About
How a high school project turned into a direct trade experiment.
The Origin Story
It started with a simple question: "Who picked this?"
I was sitting in a café, looking at a bag of expensive Geisha coffee. It had a nice label, tasting notes of jasmine and bergamot, and a price tag of $40. But nowhere on the bag did it say who actually did the work.
I decided to find out. I used my summer break to travel to the Boquete region in Panama. I didn't stay in a hotel; I stayed on the farm.
What I'm doing now
- Led 18 educational events reaching over 10,000 people with 200 volunteers to explain the coffee supply chain
- Secured VC funding and China wholesale partnerships to scale direct trade impact
- Donated $25,000 to Carmen Kids Scholarship program supporting farmers' children education
- Selling "Drop of Panama" beans where 100% of profits go back to the farm infrastructure
- Documenting the stories of the harvest team to give them the recognition they deserve
Why Fair Trade Isn't Actually Fair
Before starting this project, I assumed Fair Trade certification meant farmers were getting a fair deal. I was wrong.
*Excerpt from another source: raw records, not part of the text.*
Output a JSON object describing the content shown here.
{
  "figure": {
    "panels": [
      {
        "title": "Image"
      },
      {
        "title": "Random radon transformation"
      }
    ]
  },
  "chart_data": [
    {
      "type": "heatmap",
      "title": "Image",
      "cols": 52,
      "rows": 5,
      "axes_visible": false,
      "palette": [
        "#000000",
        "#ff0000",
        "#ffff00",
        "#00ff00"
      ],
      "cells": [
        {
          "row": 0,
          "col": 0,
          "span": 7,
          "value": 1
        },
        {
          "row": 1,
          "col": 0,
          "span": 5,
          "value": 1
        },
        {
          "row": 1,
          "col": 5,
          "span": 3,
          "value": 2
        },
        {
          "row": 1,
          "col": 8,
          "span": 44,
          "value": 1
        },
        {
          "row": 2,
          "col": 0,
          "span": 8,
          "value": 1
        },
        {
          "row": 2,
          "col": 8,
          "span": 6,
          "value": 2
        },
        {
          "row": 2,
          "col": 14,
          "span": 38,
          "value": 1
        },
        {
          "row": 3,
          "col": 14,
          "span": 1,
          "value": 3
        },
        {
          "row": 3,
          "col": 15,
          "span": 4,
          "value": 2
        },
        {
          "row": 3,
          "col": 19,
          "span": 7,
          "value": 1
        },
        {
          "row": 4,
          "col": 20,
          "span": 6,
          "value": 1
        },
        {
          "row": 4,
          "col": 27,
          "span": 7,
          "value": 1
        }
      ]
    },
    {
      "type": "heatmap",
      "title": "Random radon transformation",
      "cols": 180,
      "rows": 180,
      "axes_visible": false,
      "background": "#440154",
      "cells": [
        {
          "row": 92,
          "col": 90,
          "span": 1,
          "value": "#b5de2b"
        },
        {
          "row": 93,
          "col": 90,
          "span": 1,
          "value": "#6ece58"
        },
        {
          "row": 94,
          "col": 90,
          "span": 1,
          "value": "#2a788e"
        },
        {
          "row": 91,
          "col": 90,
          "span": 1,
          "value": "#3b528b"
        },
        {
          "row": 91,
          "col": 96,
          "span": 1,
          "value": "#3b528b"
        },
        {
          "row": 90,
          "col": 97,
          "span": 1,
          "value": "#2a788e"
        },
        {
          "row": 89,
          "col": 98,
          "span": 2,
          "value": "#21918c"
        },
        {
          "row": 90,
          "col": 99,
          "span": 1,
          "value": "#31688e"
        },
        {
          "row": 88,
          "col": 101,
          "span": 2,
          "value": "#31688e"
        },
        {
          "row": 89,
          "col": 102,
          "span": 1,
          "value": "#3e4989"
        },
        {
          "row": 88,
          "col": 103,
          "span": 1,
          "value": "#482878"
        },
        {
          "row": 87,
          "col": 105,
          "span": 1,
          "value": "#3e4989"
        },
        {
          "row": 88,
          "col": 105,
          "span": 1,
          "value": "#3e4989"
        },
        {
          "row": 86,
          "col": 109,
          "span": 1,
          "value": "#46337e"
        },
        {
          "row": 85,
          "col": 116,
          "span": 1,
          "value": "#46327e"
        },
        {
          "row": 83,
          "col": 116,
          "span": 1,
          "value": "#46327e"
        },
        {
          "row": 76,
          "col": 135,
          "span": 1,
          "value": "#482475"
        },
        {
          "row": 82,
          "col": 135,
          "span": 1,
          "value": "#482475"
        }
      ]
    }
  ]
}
Here's what I discovered: Fair Trade certification often costs farmers money they don't have, while middlemen capture most of the premium you pay. The certification focuses on minimum standards rather than maximum impact. Workers who actually pick the beans—the hardest job in the chain—see almost none of the "fair trade" premium.
That's why we bypass certification entirely and focus on direct relationships, transparent pricing, and immediate impact where it's needed most.
Values
Radical Transparency
Every dollar is accounted for. No hidden margins.
Dignity First
We ask for consent before taking photos. We tell stories of skill, not pity.
Direct Impact
Funds go to specific projects requested by the workers, like school supplies or drying beds.